If guilt is not the result of an action precipitated by you or your child, it is often is the result of feeling powerless and having to deal with your own vulnerability. It can also result from feeling ashamed, which stems from a belief that we should be a perfect child or parent; a result of factors beyond our control, like what others did at the time. It can also be the result of our mid-brain response to this threatening and terrifying experience. We have no ability to control our mid-brain response. We may wish we did not respond the way we did. Try to answer the following questions.

How to Relieve Guilt

  • Identify what about this situation makes you feel the most powerless/helpless.
  • Identify the personal reactions you had about this situation that caused you to feel ashamed.
  • Answer the following about these two issues:
    • Realistically, was there anything you could have done to foresee this happening?
    • Do you believe you should have been able to do something to prevent this?
    • What prevented you from acting differently?
    • Have you asked yourself what your condition was at the time? Were you hungry? tired?
    • Did other conditions at the time distract you or prevent you from acting or responding differently?
    • Have you considered that how the brain responds to extreme stress and trauma determines your initial responses and you had no conscious control to determine your responses? (You weren’t trained and conditioned to respond to situations like this.)
    • Have you considered the fact that trauma distorts the events of the actual situation and that we reacted to these distortions, not necessarily the reality of what actually happened?
    • Where is the evidence that if you responded differently the outcome would have been different?
    • Have you considered that a trauma is called a “trauma” because it is a situation we can never be fully prepared for and that it terrifies us in such a way that we are left feeling powerless and uncertain as to what to do?
    • Are you taking this one experience and condemning your entire life?
    • Have you focused on the positive reactions of your behavior during this time? What are those positive reactions?

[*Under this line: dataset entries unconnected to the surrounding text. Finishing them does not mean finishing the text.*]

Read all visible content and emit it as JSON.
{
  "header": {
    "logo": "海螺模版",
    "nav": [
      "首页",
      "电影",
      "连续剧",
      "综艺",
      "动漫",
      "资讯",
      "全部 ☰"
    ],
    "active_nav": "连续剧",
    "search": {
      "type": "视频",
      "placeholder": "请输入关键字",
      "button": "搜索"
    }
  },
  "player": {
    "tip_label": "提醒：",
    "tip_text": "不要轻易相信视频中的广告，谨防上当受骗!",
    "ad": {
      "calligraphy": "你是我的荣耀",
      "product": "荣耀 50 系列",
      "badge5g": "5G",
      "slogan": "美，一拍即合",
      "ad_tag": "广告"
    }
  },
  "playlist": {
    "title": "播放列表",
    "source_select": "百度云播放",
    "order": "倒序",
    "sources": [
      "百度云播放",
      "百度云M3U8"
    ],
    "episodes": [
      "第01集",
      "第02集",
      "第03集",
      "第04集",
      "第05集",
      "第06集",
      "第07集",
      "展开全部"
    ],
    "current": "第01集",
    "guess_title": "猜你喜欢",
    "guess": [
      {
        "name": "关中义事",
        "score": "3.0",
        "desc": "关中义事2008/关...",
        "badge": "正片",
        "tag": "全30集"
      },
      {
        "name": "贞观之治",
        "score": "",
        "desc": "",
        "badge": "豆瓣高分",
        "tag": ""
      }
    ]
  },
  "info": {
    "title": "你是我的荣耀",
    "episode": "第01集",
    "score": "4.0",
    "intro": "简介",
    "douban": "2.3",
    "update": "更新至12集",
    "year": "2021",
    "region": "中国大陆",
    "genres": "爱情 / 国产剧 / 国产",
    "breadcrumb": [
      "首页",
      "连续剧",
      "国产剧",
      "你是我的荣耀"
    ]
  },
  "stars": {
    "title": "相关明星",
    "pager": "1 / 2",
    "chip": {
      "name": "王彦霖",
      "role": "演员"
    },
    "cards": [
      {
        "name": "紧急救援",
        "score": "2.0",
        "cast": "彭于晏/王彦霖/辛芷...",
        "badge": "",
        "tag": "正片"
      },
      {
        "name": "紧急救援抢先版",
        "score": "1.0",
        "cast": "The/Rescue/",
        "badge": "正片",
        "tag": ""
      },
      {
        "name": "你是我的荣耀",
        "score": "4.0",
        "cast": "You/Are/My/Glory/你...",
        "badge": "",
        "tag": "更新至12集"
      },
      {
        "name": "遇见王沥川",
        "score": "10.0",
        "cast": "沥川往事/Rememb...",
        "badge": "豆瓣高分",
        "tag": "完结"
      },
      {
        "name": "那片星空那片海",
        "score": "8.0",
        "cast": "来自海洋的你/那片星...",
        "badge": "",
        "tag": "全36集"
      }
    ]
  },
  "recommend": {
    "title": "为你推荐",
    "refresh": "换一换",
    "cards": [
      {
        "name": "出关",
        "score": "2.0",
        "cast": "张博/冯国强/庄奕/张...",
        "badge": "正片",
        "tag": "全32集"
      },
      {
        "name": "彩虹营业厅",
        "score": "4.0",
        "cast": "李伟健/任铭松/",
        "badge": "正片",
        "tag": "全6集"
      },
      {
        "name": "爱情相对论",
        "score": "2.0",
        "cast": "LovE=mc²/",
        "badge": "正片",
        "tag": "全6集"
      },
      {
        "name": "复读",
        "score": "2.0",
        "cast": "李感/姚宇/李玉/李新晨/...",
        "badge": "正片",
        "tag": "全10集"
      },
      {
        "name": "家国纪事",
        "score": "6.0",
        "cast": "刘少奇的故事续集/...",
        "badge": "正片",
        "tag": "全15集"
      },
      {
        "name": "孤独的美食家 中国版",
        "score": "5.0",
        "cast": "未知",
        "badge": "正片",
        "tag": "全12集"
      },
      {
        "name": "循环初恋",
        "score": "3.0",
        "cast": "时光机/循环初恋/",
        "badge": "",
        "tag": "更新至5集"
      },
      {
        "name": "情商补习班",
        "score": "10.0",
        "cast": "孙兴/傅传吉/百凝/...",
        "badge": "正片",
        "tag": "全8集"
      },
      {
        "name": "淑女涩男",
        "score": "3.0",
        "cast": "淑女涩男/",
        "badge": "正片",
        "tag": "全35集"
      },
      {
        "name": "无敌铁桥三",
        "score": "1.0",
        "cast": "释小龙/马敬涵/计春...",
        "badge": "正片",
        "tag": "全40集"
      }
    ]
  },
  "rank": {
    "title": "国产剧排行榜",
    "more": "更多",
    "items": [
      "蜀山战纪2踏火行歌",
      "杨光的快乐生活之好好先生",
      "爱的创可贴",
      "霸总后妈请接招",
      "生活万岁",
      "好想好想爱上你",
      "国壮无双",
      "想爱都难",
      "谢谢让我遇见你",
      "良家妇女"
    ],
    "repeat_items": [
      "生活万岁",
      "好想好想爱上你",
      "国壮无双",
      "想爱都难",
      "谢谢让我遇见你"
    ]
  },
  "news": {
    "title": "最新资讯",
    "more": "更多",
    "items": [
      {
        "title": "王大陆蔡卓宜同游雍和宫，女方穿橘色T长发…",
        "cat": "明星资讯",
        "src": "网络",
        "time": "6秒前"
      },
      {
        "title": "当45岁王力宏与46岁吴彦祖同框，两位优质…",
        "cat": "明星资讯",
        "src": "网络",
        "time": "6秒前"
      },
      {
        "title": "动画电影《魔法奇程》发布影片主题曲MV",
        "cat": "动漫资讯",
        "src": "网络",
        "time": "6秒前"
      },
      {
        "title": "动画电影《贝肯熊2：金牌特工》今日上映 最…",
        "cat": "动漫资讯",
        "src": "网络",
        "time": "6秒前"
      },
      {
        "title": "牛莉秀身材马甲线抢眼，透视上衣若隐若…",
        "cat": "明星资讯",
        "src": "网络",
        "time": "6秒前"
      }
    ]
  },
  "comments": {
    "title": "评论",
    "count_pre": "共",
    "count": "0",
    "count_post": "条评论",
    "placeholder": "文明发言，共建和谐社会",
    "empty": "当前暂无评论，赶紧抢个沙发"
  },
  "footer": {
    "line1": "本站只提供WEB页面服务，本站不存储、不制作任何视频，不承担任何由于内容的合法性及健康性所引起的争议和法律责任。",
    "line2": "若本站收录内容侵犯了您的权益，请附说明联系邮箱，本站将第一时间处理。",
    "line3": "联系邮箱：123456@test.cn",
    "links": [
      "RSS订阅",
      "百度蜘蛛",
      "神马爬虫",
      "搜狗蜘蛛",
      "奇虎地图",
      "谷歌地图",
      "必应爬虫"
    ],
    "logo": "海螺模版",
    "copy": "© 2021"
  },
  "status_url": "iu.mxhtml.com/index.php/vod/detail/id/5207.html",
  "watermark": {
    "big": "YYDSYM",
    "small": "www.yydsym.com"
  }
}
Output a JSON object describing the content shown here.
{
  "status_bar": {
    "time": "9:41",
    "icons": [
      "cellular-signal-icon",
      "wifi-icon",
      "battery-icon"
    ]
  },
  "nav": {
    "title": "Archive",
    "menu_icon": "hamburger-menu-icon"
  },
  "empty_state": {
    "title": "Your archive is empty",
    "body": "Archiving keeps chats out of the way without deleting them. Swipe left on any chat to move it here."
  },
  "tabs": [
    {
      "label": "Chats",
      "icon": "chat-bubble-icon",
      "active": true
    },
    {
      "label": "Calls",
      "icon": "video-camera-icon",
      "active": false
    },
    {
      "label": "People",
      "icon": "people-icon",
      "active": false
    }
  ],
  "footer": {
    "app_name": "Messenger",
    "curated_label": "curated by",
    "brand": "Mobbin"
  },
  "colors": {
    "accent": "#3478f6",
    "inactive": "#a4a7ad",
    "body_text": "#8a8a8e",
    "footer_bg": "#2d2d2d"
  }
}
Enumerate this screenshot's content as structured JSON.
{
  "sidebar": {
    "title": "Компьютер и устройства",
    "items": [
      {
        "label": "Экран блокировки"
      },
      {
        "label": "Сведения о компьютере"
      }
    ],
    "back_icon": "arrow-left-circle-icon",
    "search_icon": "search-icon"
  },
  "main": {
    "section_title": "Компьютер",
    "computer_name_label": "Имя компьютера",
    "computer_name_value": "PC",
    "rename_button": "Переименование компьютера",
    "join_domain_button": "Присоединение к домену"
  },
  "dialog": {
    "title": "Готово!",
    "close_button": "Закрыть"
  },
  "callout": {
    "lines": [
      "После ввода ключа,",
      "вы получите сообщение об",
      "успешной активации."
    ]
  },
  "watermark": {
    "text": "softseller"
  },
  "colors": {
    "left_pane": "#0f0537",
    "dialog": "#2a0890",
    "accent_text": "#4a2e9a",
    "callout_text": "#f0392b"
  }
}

    • Can you accept that your guilt may be a way to avoid your own vulnerability? We can’t prevent everything that happens.
    • Can you accept that the choices you have available to you now are related to how you are going to respond, or fight to survive this terrible experience?
  • After answering all those questions, is there information you need to forgive yourself? How can you obtain this information?
  • If you were helping a friend who was feeling guilty what would you tell the friend to help them? Can you take the same advice?
  • If you continue to blame yourself, ask yourself, “How am I helping my child by punishing myself?” How would you help your child by forgiving yourself?
  • If your guilt persists, you owe it your child, your family, and yourself to seek help from a trauma specialist.